If it helps, You could say "thank you" here:
0x0e059f27e20d6799d099720b27b21a7eccb1ad96

[madebyivan]

You could enable move the money from one account to another in the same wallet if you are on the same computer without a password? this would be a great solution for all!!!!

[JamesDall]

@madebyivan, sadly that would be impossible to do as every account is separate, and passwords are used to encrypt the private key, so cannot be changed by anyone if lost, not even the CIA.

[wolovim]

I'm unable to reproduce @elpollitodiablo or @Creator77 's scenarios on mac or windows 10 VM with geth 1.7.2 or 1.7.3. I'm trying everything to reproduce this issue - if you guys are able to do so again, please document the steps to the best of your ability and share them 🙏

[j12342]

Same issue I was never asked to create a password. Did have trouble syncing initially but when I did I could see my balance but not transfer as I dont know the PW as I never set one. have tried all of my usual pws.

[wolovim]

Closing this issue in favor of #3513. If you're able to reproduce any related bug, please help us out by documenting the detailed steps in that issue. Thanks!

[evertonfraga]

Hi @Creator77, I'm very interested in your case.
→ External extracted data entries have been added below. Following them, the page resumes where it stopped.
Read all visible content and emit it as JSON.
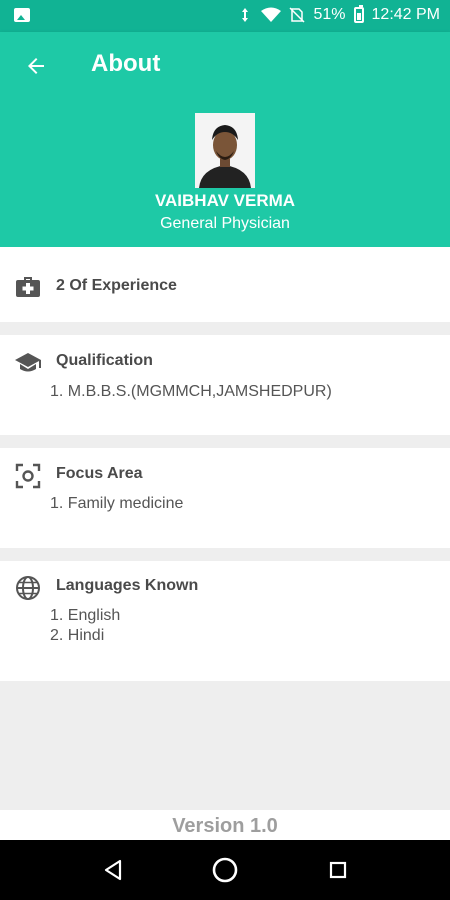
{
  "status_bar": {
    "battery": "51%",
    "time": "12:42 PM",
    "icons": [
      "image-icon",
      "data-arrows-icon",
      "wifi-icon",
      "no-sim-icon",
      "battery-icon"
    ]
  },
  "app_bar": {
    "title": "About",
    "back_icon": "arrow-left-icon"
  },
  "profile": {
    "name": "VAIBHAV VERMA",
    "specialty": "General Physician"
  },
  "experience": {
    "icon": "medical-bag-icon",
    "text": "2 Of Experience"
  },
  "qualification": {
    "icon": "graduation-cap-icon",
    "title": "Qualification",
    "items": [
      "1. M.B.B.S.(MGMMCH,JAMSHEDPUR)"
    ]
  },
  "focus_area": {
    "icon": "focus-camera-icon",
    "title": "Focus Area",
    "items": [
      "1. Family medicine"
    ]
  },
  "languages": {
    "icon": "globe-icon",
    "title": "Languages Known",
    "items": [
      "1. English",
      "2. Hindi"
    ]
  },
  "footer": {
    "version": "Version 1.0"
  },
  "nav_bar": {
    "buttons": [
      "back-triangle-icon",
      "home-circle-icon",
      "recents-square-icon"
    ]
  },
  "colors": {
    "primary": "#1ec9a6",
    "status_bar": "#11b394",
    "background": "#eeeeee"
  }
}
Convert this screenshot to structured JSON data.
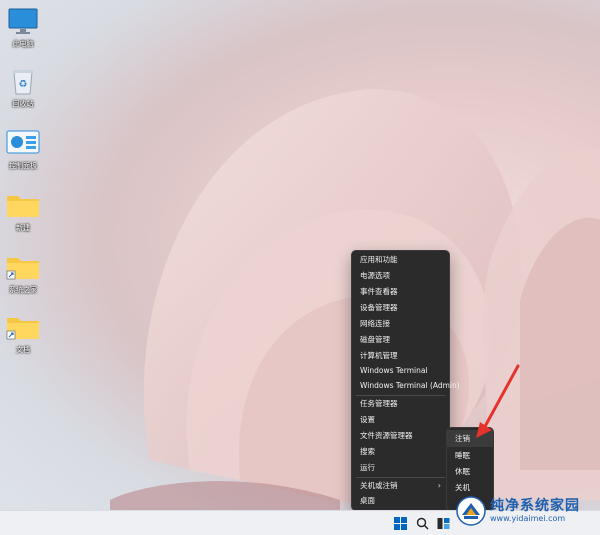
{
  "desktop": {
    "icons": [
      {
        "name": "此电脑",
        "icon": "monitor-icon"
      },
      {
        "name": "回收站",
        "icon": "recycle-bin-icon"
      },
      {
        "name": "控制面板",
        "icon": "control-panel-icon"
      },
      {
        "name": "新建",
        "icon": "folder-icon"
      },
      {
        "name": "系统之家",
        "icon": "folder-shortcut-icon"
      },
      {
        "name": "文档",
        "icon": "folder-shortcut-icon"
      }
    ]
  },
  "context_menu": {
    "items": [
      "应用和功能",
      "电源选项",
      "事件查看器",
      "设备管理器",
      "网络连接",
      "磁盘管理",
      "计算机管理",
      "Windows Terminal",
      "Windows Terminal (Admin)",
      "任务管理器",
      "设置",
      "文件资源管理器",
      "搜索",
      "运行",
      "关机或注销",
      "桌面"
    ]
  },
  "submenu": {
    "items": [
      "注销",
      "睡眠",
      "休眠",
      "关机"
    ],
    "highlighted": "注销"
  },
  "annotation": {
    "arrow_color": "#e5322d"
  },
  "taskbar": {
    "buttons": [
      "start-icon",
      "search-icon",
      "task-view-icon"
    ]
  },
  "watermark": {
    "title": "纯净系统家园",
    "url": "www.yidaimei.com"
  },
  "colors": {
    "accent": "#0067c0",
    "menu_bg": "#2b2b2b",
    "watermark": "#1e5fae"
  }
}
Once you managed to have access to your keystore, would you be willing (after moving all assets to another account) to provide me the private key and intended + working password?
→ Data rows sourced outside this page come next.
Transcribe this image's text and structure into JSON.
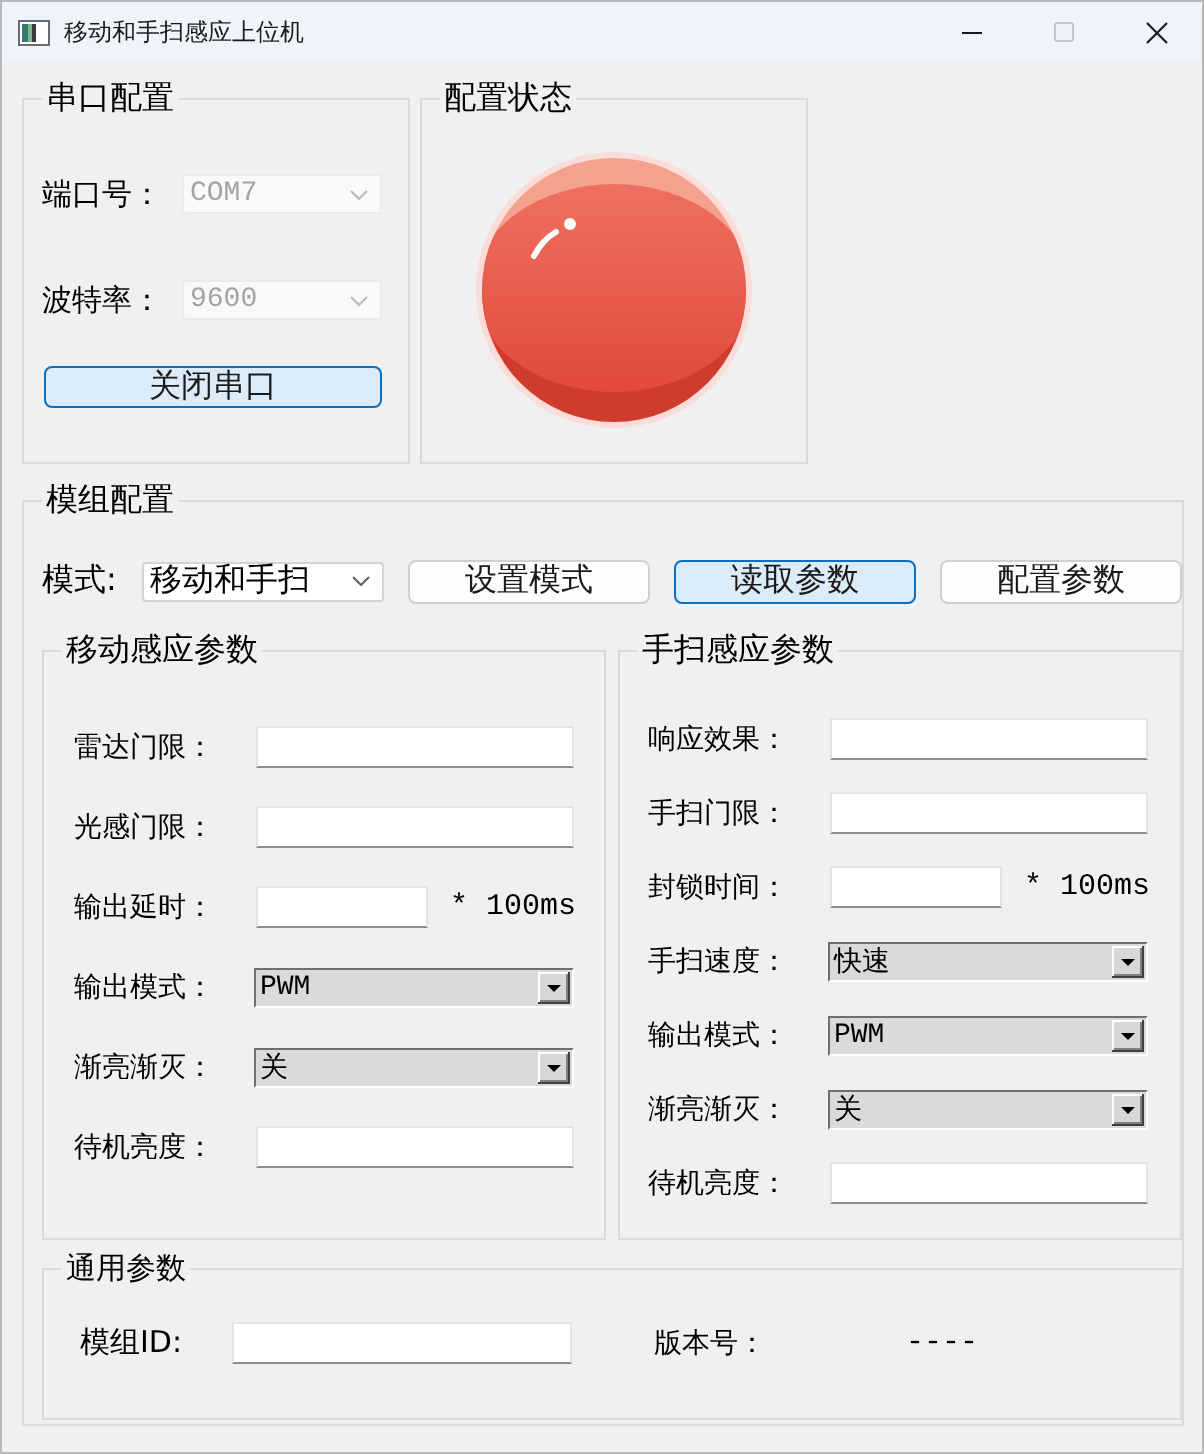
{
  "window": {
    "title": "移动和手扫感应上位机",
    "controls": [
      {
        "kind": "minimize",
        "disabled": false
      },
      {
        "kind": "maximize",
        "disabled": true
      },
      {
        "kind": "close",
        "disabled": false
      }
    ]
  },
  "serial": {
    "title": "串口配置",
    "fields": [
      {
        "label": "端口号：",
        "value": "COM7",
        "disabled": true
      },
      {
        "label": "波特率：",
        "value": "9600",
        "disabled": true
      }
    ],
    "button": {
      "label": "关闭串口",
      "focused": true
    }
  },
  "status": {
    "title": "配置状态",
    "lamp": {
      "configured": false
    }
  },
  "module": {
    "title": "模组配置",
    "mode": {
      "label": "模式:",
      "value": "移动和手扫"
    },
    "buttons": [
      {
        "label": "设置模式",
        "focused": false
      },
      {
        "label": "读取参数",
        "focused": true
      },
      {
        "label": "配置参数",
        "focused": false
      }
    ],
    "groups": [
      {
        "title": "移动感应参数",
        "rows": [
          {
            "kind": "input",
            "label": "雷达门限："
          },
          {
            "kind": "input",
            "label": "光感门限："
          },
          {
            "kind": "input_unit",
            "label": "输出延时：",
            "unit": "* 100ms"
          },
          {
            "kind": "select",
            "label": "输出模式：",
            "value": "PWM"
          },
          {
            "kind": "select",
            "label": "渐亮渐灭：",
            "value": "关"
          },
          {
            "kind": "input",
            "label": "待机亮度："
          }
        ]
      },
      {
        "title": "手扫感应参数",
        "rows": [
          {
            "kind": "input",
            "label": "响应效果："
          },
          {
            "kind": "input",
            "label": "手扫门限："
          },
          {
            "kind": "input_unit",
            "label": "封锁时间：",
            "unit": "* 100ms"
          },
          {
            "kind": "select",
            "label": "手扫速度：",
            "value": "快速"
          },
          {
            "kind": "select",
            "label": "输出模式：",
            "value": "PWM"
          },
          {
            "kind": "select",
            "label": "渐亮渐灭：",
            "value": "关"
          },
          {
            "kind": "input",
            "label": "待机亮度："
          }
        ]
      }
    ],
    "general": {
      "title": "通用参数",
      "fields": [
        {
          "kind": "input",
          "label": "模组ID:"
        },
        {
          "kind": "text",
          "label": "版本号：",
          "value": "----"
        }
      ]
    }
  }
}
I couldn't reproduce your description after many tries — and @marcgarreau as well.

E-mail me at: ev [at] ethereum [dot] org.

[ontheronix]

@elpollitodiablo Have you tried personal.unlockAccount('0xAccountB', 'Fu'), like @Creator77 suggests?

[lock]

This thread has been automatically locked because it has not had recent activity. Please open a new issue for related bugs and link to relevant comments in this thread.